I got rid of course titles and anything else that might identify the student, the school, or even what year this email was sent. I've left the pronouns in--it would be too distracting to read the email with them removed.

Dear xxxxx,
I know that my daughter struggles in your xxxxx class greatly, however I also know that she attends class daily, takes all your tests and does all her homework. How is it possible for her to be failing? Don't you think that there is something wrong with this picture? What is the point of showing up at all, seems to me the grade would be the same! Maybe she is really that stupid, or maybe she just doesn't understand xxxxx and needs some extra help. At the beginning of the year you said that you don't want the kids to run out and get tutors but I am told by both of my kids that you are not there before or after school and that it is hit and miss during lunch, even when they ask if you are going to be around for help (I doubt this is true, but it's what the parent wrote--Darren). She is also in xxxxx and gets tutoring in that class for your xxxxx class, I have instructed her to go to the library for tutoring after school Monday through Wednesday. xxxxx cannot fail your class, it is unacceptable on both of your parts! What are we going to do about this problem?

I want to fisk this letter, sentence by sentence; I really do. I mean, just reread the first two sentences: My kid shows up, does homework, and takes tests--how can my kid be failing? Ugh!

If I wanted to be kind, I could point out that at least the parent is concerned (before report cards came out!) and is trying to help his/her student, but the tone and content of the email just don't allow me to be kind. This parent is frustrated, and understandably so, but this is not how mature and rational adults communicate with each other.

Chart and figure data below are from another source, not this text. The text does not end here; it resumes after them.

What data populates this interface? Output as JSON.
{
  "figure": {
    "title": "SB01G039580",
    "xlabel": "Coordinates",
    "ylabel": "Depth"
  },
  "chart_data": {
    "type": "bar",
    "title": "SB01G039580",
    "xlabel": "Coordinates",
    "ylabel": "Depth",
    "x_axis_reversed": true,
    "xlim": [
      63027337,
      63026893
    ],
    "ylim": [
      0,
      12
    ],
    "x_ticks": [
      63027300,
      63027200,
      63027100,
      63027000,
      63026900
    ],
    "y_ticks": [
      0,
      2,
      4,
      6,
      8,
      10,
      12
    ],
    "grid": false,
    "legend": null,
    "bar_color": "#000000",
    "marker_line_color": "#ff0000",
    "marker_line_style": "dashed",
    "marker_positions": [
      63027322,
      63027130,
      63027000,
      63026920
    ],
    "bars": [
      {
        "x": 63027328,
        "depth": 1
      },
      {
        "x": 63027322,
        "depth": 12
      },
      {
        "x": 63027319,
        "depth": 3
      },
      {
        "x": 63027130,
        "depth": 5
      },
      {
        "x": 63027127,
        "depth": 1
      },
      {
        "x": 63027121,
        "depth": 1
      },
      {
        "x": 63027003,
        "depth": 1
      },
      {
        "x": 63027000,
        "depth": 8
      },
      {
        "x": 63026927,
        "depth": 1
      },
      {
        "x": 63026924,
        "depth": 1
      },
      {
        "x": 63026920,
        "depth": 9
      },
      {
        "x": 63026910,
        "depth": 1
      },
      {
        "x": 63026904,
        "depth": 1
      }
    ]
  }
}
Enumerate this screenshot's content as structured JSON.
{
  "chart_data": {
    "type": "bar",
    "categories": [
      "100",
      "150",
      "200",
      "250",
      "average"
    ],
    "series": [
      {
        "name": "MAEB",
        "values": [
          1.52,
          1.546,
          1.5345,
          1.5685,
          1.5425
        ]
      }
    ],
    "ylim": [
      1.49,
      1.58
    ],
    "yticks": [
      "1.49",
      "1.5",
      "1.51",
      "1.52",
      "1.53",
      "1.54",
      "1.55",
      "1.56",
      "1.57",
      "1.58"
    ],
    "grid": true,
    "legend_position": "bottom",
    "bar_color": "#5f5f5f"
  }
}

Texas Pizza Chain Accepts Pesos

I support this wholeheartedly.

See, it's entirely legal for them to accept pesos. They think it gives them a competitive advantage to accept pesos. Many of their customers like that they accept pesos. Some don't.

"This is America, We speak English and our currency is the U.S. dollar. I will no longer visit your restaurant due to your demonstrated inability to assimilate into the culture of this country," said one irate former customer in an e-mail sent to Pizza Patron on Monday morning.

And that's fine, too. Because when businesses do something to attract one segment of population, that sometimes turns off another segment of population. It's the business' job to determine if they come out ahead in the process or if they lose money.

Notice what's lacking in this story? Government interference. Government hasn't told Pizza Patron that is must, or is not allowed to, accept pesos. The company is doing this all on its own.

The market at work.

Update, 1/12/07: Apparently, not everyone is as tolerant as I am. Not everyone believes in the virtues of the free market as I do.